By: Diane Benjamin
Yesterday I showed how Normal’s Uptown TIF is most likely not generating enough TIF money to cover expenses: https://blnnews.com/2016/07/26/more-uptown-tif/
Here’s more proof:
The 2014 TIF report shows some sharing of revenue with other taxing authorities: Page 5 ftp://ftp.illinoiscomptroller.com/LocGovTIF/FY2014/06409531/14TIF06409531Downtown_volpment.pdf
The 2013 TIF report also shows sharing taxes: Page 5 ftp://ftp.illinoiscomptroller.com/LocGovTIF/FY2013/06409531/13TIF06409531Downtown_volpment.pdf
The 2015 TIF report doesn’t show ANY tax sharing. If the TIF agreement provides for tax sharing, in 2015 payments came out of the General Fund instead of the TIF.
If Chris Koos decides NOT to run again, it tells me he has ran out of other people’s money.
With Dick’s Sporting Goods moving out of Normal and eventually Kroger, the sharing of Sales Tax will be back.

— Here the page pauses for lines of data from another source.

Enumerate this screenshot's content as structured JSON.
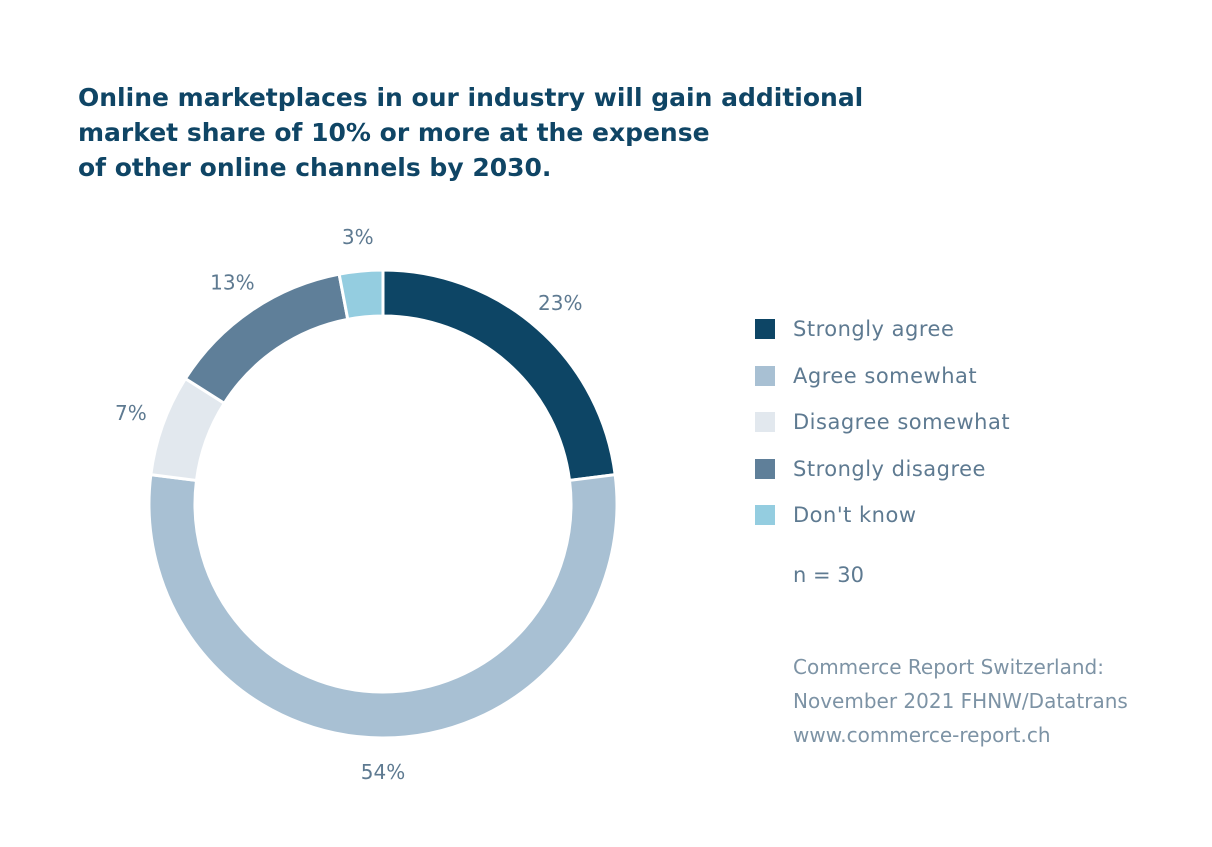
{
  "title_lines": [
    "Online marketplaces in our industry will gain additional",
    "market share of 10% or more at the expense",
    "of other online channels by 2030."
  ],
  "chart_data": {
    "type": "pie",
    "variant": "donut",
    "title": "Online marketplaces in our industry will gain additional market share of 10% or more at the expense of other online channels by 2030.",
    "categories": [
      "Strongly agree",
      "Agree somewhat",
      "Disagree somewhat",
      "Strongly disagree",
      "Don't know"
    ],
    "values": [
      23,
      54,
      7,
      13,
      3
    ],
    "value_labels": [
      "23%",
      "54%",
      "7%",
      "13%",
      "3%"
    ],
    "colors": [
      "#0d4565",
      "#a8c0d3",
      "#e2e8ee",
      "#5f7f99",
      "#94cde0"
    ],
    "legend_position": "right",
    "n_note": "n = 30"
  },
  "source_lines": [
    "Commerce Report Switzerland:",
    "November 2021 FHNW/Datatrans",
    "www.commerce-report.ch"
  ]
}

Koos thinks Bloomington residents should pay for his utopian dreams.
I think I need to file some FOIAs.
2 thoughts on “UpTown broke?”
Is it NO WONDER that UPTOWN is broke? #1 Normal plaza, the UPTOWN logo, the street signage, the old rt 66 gas station, the “Transportation hub” , etc, etc, WHAT has UPTOWN done to MAKE MONEY other then the status quo? THAT is NOT progress, and Bloomington is “Monkey see, monkey do”, and I call them BOTH BAD MONKEY!
And Chris, Mitsubishi leaving is going to cut into your budget, so you MAY want to let TARI know about the “Ripple down effect”.
Failing to see the national and world economy around them but instead to continue to spend with reckless abandon Koos has put the town of Normal into a deep financial hole that will take years to climb out of. There is not enough coming down the pike to see light for years. Tino Tari is well on his way to doing the same to Bloomington.